Was macht diese Abstraktion anders als die gescheiterten Beispiele? Erstens ist sie minimal. Sie versteckt nicht zu viel, sondern genau so viel, wie nötig ist, um eine gemeinsame Schnittstelle zu bieten. Zweitens basiert sie auf einem tiefen Verständnis des Problems. Die Unix-Entwickler haben nicht zuerst abstrahiert und dann geschaut, was man damit machen kann. Sie haben erst verstanden, was sie brauchen, und dann die kleinstmögliche gemeinsame Abstraktion gefunden. Und drittens: Wenn sie leckt (und das tut sie), ist das Leck nachvollziehbar, weil die Abstraktion dünn genug ist, um hindurchzuschauen.
Genau das unterscheidet eine gelungene Abstraktion von einer gescheiterten. Gelungene Abstraktionen setzen Verständnis voraus und machen es nicht überflüssig. Sie entstehen aus Erfahrung, nicht aus Annahmen. Und sie respektieren, dass die Kopplung niedrig und die Kohäsion hoch bleiben muss.
Erst verstehen, dann vielleicht abstrahieren
Was lässt sich aus all dem lernen? Joel Spolsky hat neben dem Artikel zu den leckenden Abstraktionen noch einen zweiten Artikel geschrieben, der hierher gehört: „Back to Basics“. Darin kritisiert er, dass zu vielen Entwicklerinnen und Entwicklern die Grundlagen fehlen (und das war, wohlgemerkt, bereits 2001). Dass die Meinung vorherrsche, die Garbage Collection werde es schon richten, ohne dass man verstanden hat, was ein Stack und was ein Heap ist, wann was verwendet wird und welche Auswirkungen das hat.
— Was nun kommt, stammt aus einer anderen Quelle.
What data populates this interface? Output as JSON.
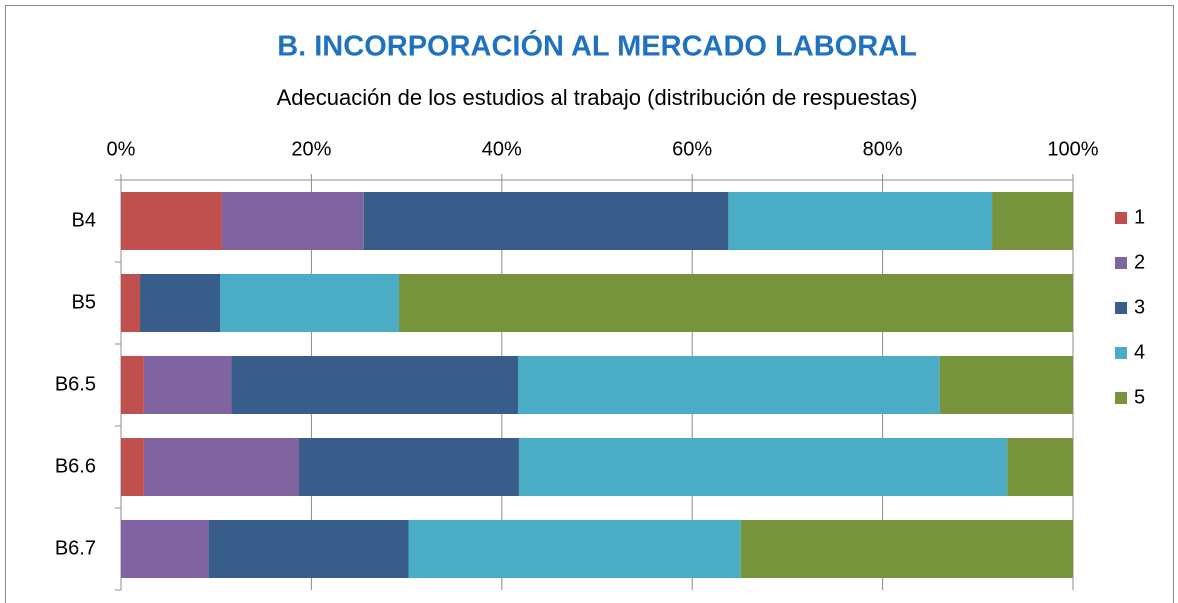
{
  "chart_data": {
    "type": "stacked_barh",
    "title": "B.  INCORPORACIÓN AL MERCADO LABORAL",
    "subtitle": "Adecuación de los estudios  al trabajo (distribución de respuestas)",
    "categories": [
      "B4",
      "B5",
      "B6.5",
      "B6.6",
      "B6.7"
    ],
    "series": [
      {
        "name": "1",
        "color": "#c0504d",
        "values": [
          10.6,
          2.0,
          2.4,
          2.4,
          0
        ]
      },
      {
        "name": "2",
        "color": "#8064a2",
        "values": [
          14.9,
          0,
          9.2,
          16.3,
          9.2
        ]
      },
      {
        "name": "3",
        "color": "#385d8a",
        "values": [
          38.3,
          8.4,
          30.1,
          23.1,
          21.0
        ]
      },
      {
        "name": "4",
        "color": "#4bacc6",
        "values": [
          27.7,
          18.8,
          44.3,
          51.3,
          34.9
        ]
      },
      {
        "name": "5",
        "color": "#77933c",
        "values": [
          8.5,
          70.8,
          14.0,
          6.9,
          34.9
        ]
      }
    ],
    "xlim": [
      0,
      100
    ],
    "xticks": [
      {
        "value": 0,
        "label": "0%"
      },
      {
        "value": 20,
        "label": "20%"
      },
      {
        "value": 40,
        "label": "40%"
      },
      {
        "value": 60,
        "label": "60%"
      },
      {
        "value": 80,
        "label": "80%"
      },
      {
        "value": 100,
        "label": "100%"
      }
    ],
    "grid": true,
    "legend": "right"
  }
}
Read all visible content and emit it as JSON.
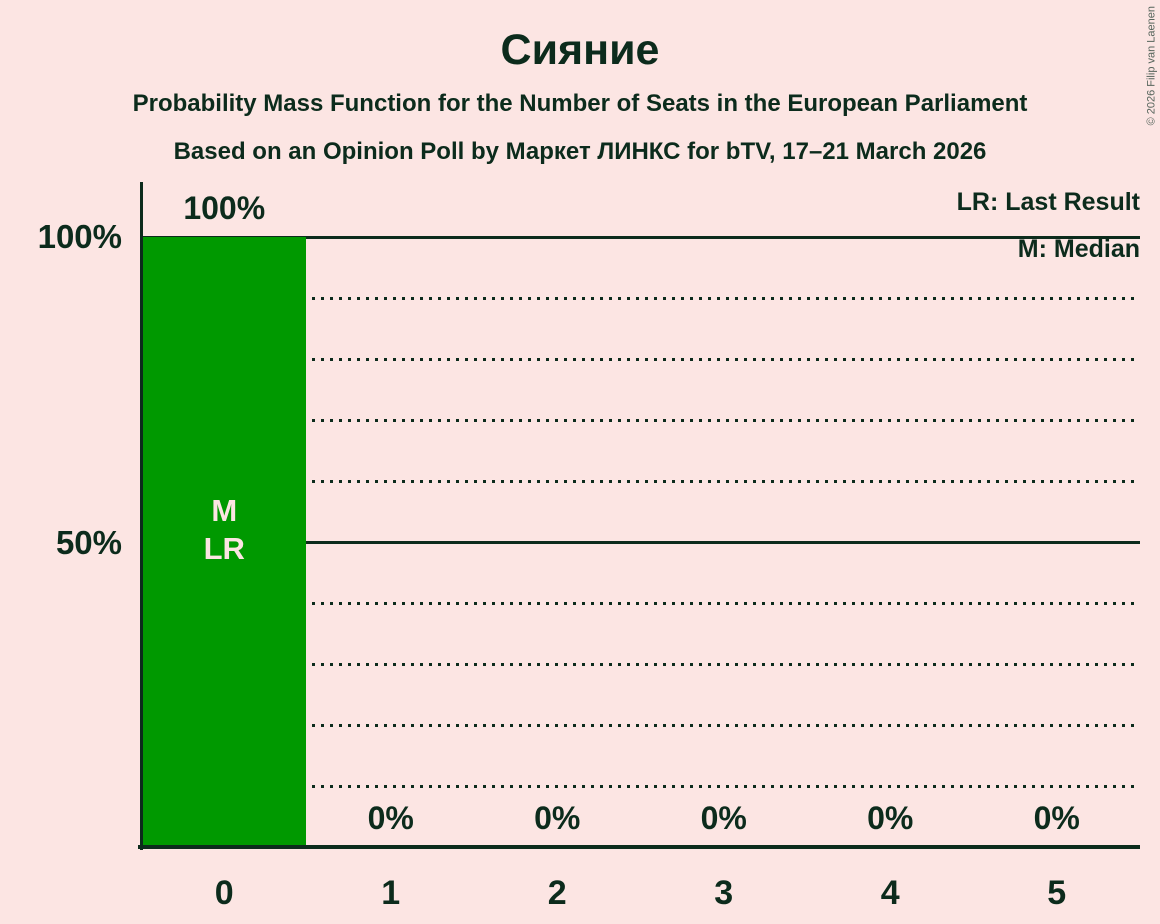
{
  "title": "Сияние",
  "subtitle1": "Probability Mass Function for the Number of Seats in the European Parliament",
  "subtitle2": "Based on an Opinion Poll by Маркет ЛИНКС for bTV, 17–21 March 2026",
  "copyright": "© 2026 Filip van Laenen",
  "legend": {
    "last_result": "LR: Last Result",
    "median": "M: Median"
  },
  "y_axis": {
    "labels": [
      "100%",
      "50%"
    ]
  },
  "bar_annotations": {
    "median": "M",
    "last_result": "LR"
  },
  "colors": {
    "background": "#fce5e3",
    "bar": "#009900",
    "text": "#0c2b1c",
    "bar_text": "#fce5e3"
  },
  "chart_data": {
    "type": "bar",
    "title": "Сияние",
    "categories": [
      "0",
      "1",
      "2",
      "3",
      "4",
      "5"
    ],
    "values": [
      100,
      0,
      0,
      0,
      0,
      0
    ],
    "value_labels": [
      "100%",
      "0%",
      "0%",
      "0%",
      "0%",
      "0%"
    ],
    "ylim": [
      0,
      100
    ],
    "gridlines_pct": [
      10,
      20,
      30,
      40,
      50,
      60,
      70,
      80,
      90,
      100
    ],
    "solid_gridlines_pct": [
      50,
      100
    ],
    "grid": true,
    "legend_position": "top-right",
    "median_category": "0",
    "last_result_category": "0"
  }
}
Natürlich muss man nicht in allem Expertin oder Experte sein, das ist allein aufgrund der Menge an Themen auch gar nicht machbar. Aber die Grundlagen des eigenen Werkzeugs zu verstehen ist keine optionale Zusatzqualifikation, sondern die Voraussetzung dafür, die Abstraktion über diesem Werkzeug sinnvoll nutzen zu können. Wer nicht weiß, wie JavaScript funktioniert, wird an TypeScript scheitern. Wer nicht versteht, was JSX unter der Haube tut, wird an React scheitern. Wer nicht in der Lage ist, Code selbst zu beurteilen, wird an KI scheitern.
Mein Rat lautet daher nicht, auf Abstraktion grundsätzlich zu verzichten. Mein Rat lautet, mit Abstraktion zu warten, also nicht mit einer Abstraktion starten, sondern alles erst einmal explizit machen. Jede Klasse, jede Funktion, jede Schnittstelle so schreiben, dass sie für sich allein verständlich ist. Code wird nur einmal geschrieben, aber viele Male gelesen. Lesbarkeit, Nachvollziehbarkeit und Verständlichkeit sind wichtiger als drei Zeilen weniger Tipparbeit.
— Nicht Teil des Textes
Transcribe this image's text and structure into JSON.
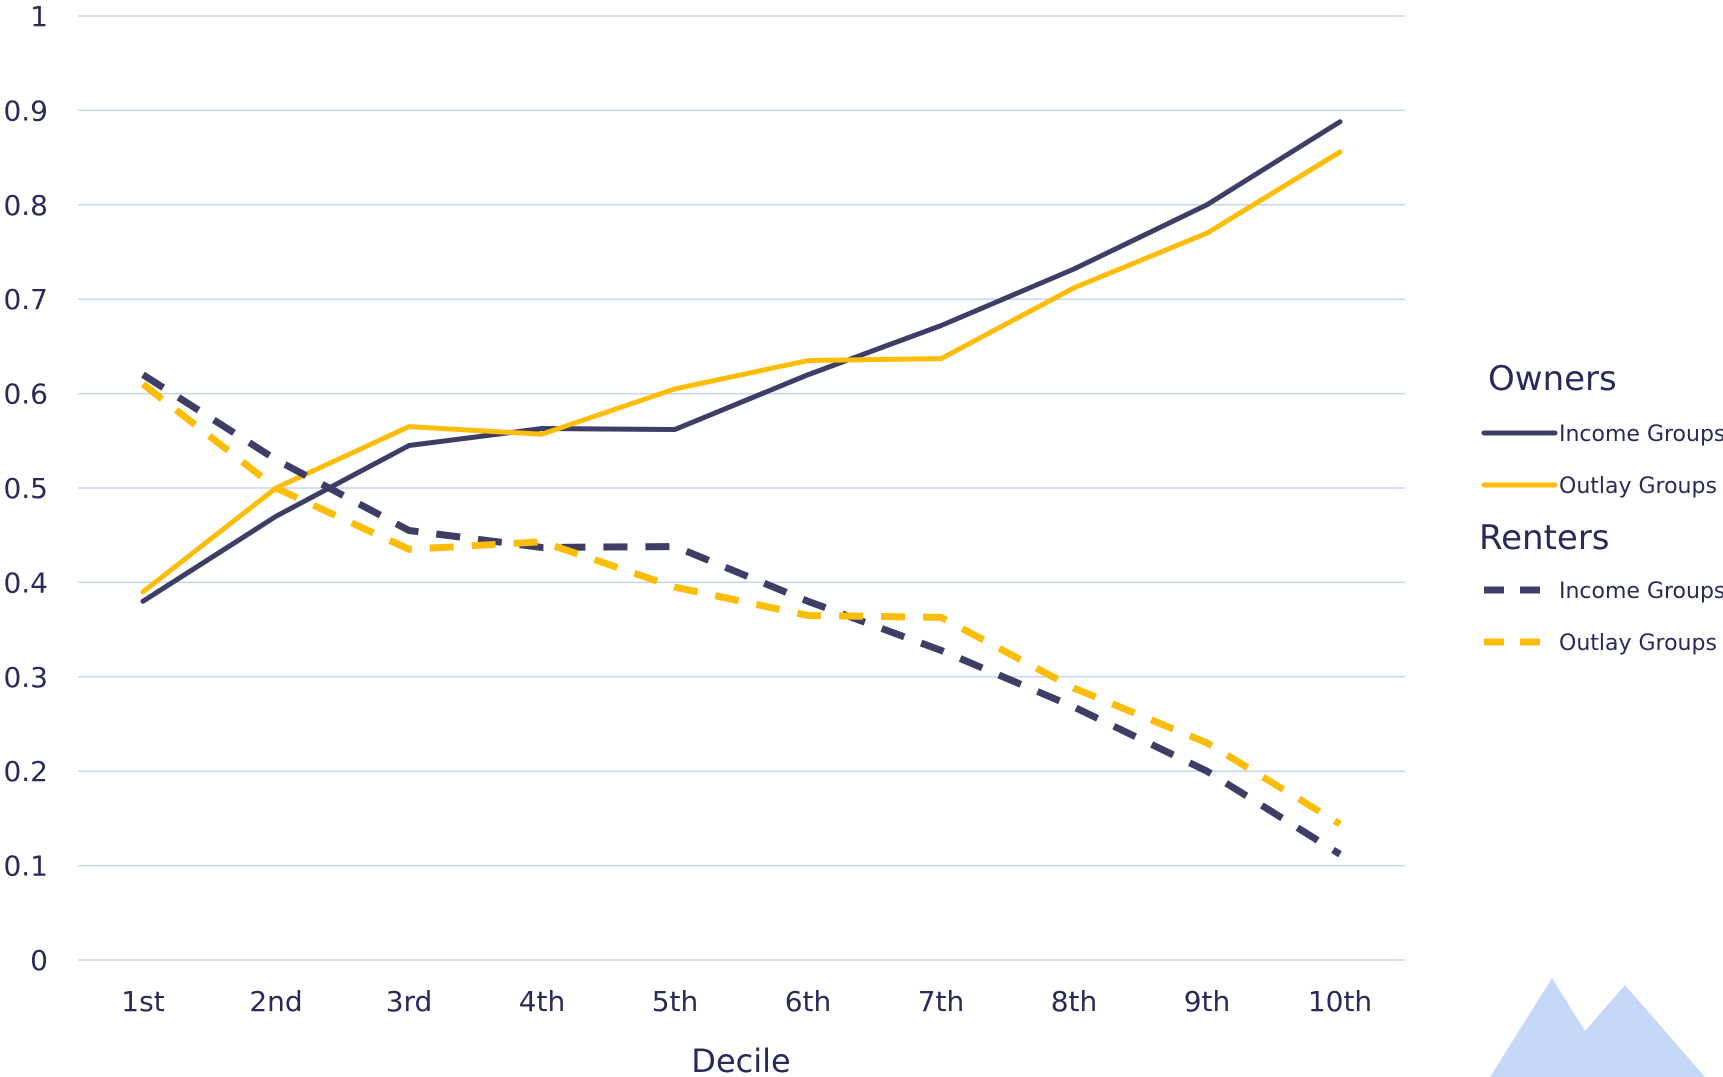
{
  "chart_data": {
    "type": "line",
    "xlabel": "Decile",
    "ylabel": "",
    "title": "",
    "categories": [
      "1st",
      "2nd",
      "3rd",
      "4th",
      "5th",
      "6th",
      "7th",
      "8th",
      "9th",
      "10th"
    ],
    "ylim": [
      0,
      1
    ],
    "yticks": [
      "0",
      "0.1",
      "0.2",
      "0.3",
      "0.4",
      "0.5",
      "0.6",
      "0.7",
      "0.8",
      "0.9",
      "1"
    ],
    "grid": "horizontal",
    "legend_placement": "right",
    "legend_groups": [
      {
        "title": "Owners",
        "series": [
          0,
          1
        ]
      },
      {
        "title": "Renters",
        "series": [
          2,
          3
        ]
      }
    ],
    "series": [
      {
        "name": "Income Groups",
        "group": "Owners",
        "style": "solid",
        "color": "#3d3d66",
        "values": [
          0.38,
          0.47,
          0.545,
          0.563,
          0.562,
          0.62,
          0.672,
          0.732,
          0.8,
          0.888
        ]
      },
      {
        "name": "Outlay Groups",
        "group": "Owners",
        "style": "solid",
        "color": "#fbbd08",
        "values": [
          0.39,
          0.5,
          0.565,
          0.557,
          0.605,
          0.635,
          0.637,
          0.712,
          0.77,
          0.856
        ]
      },
      {
        "name": "Income Groups",
        "group": "Renters",
        "style": "dashed",
        "color": "#3d3d66",
        "values": [
          0.62,
          0.53,
          0.455,
          0.437,
          0.438,
          0.38,
          0.328,
          0.268,
          0.2,
          0.112
        ]
      },
      {
        "name": "Outlay Groups",
        "group": "Renters",
        "style": "dashed",
        "color": "#fbbd08",
        "values": [
          0.61,
          0.5,
          0.435,
          0.443,
          0.395,
          0.365,
          0.363,
          0.288,
          0.23,
          0.144
        ]
      }
    ]
  },
  "colors": {
    "gridline": "#c5d5ee",
    "text": "#2a2a5a",
    "watermark": "#c6d8f7"
  },
  "watermark_icon": "mountain-logo-icon"
}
Erst wenn man genau weiß, wie sich die Anforderungen verhalten, welche Teile sich tatsächlich gemeinsam ändern und welche nur zufällig ähnlich aussehen, dann und nur dann kann man über Abstraktion nachdenken. Und selbst dann lohnt sich die Frage: Brauche ich die Abstraktion wirklich? Oder mache ich den Code damit nur kürzer, aber nicht besser? Senkt die Abstraktion die Kopplung und erhöht die Kohäsion, oder bewirkt sie das Gegenteil?
Viele der besten Codebasen, die ich in über 30 Jahren Berufserfahrung gesehen habe, zeichneten sich nicht durch clevere Abstraktionen aus, sondern durch Klarheit. Durch Code, den man lesen und verstehen konnte, ohne erst drei Indirektionsebenen nachzuverfolgen. Durch explizite Strukturen, die auf den ersten Blick verrieten, was sie taten und warum. Das ist die wahre Kunst der Softwareentwicklung, und abschließend kann man sagen: Abstraktion ist überbewertet, Verständnis nicht.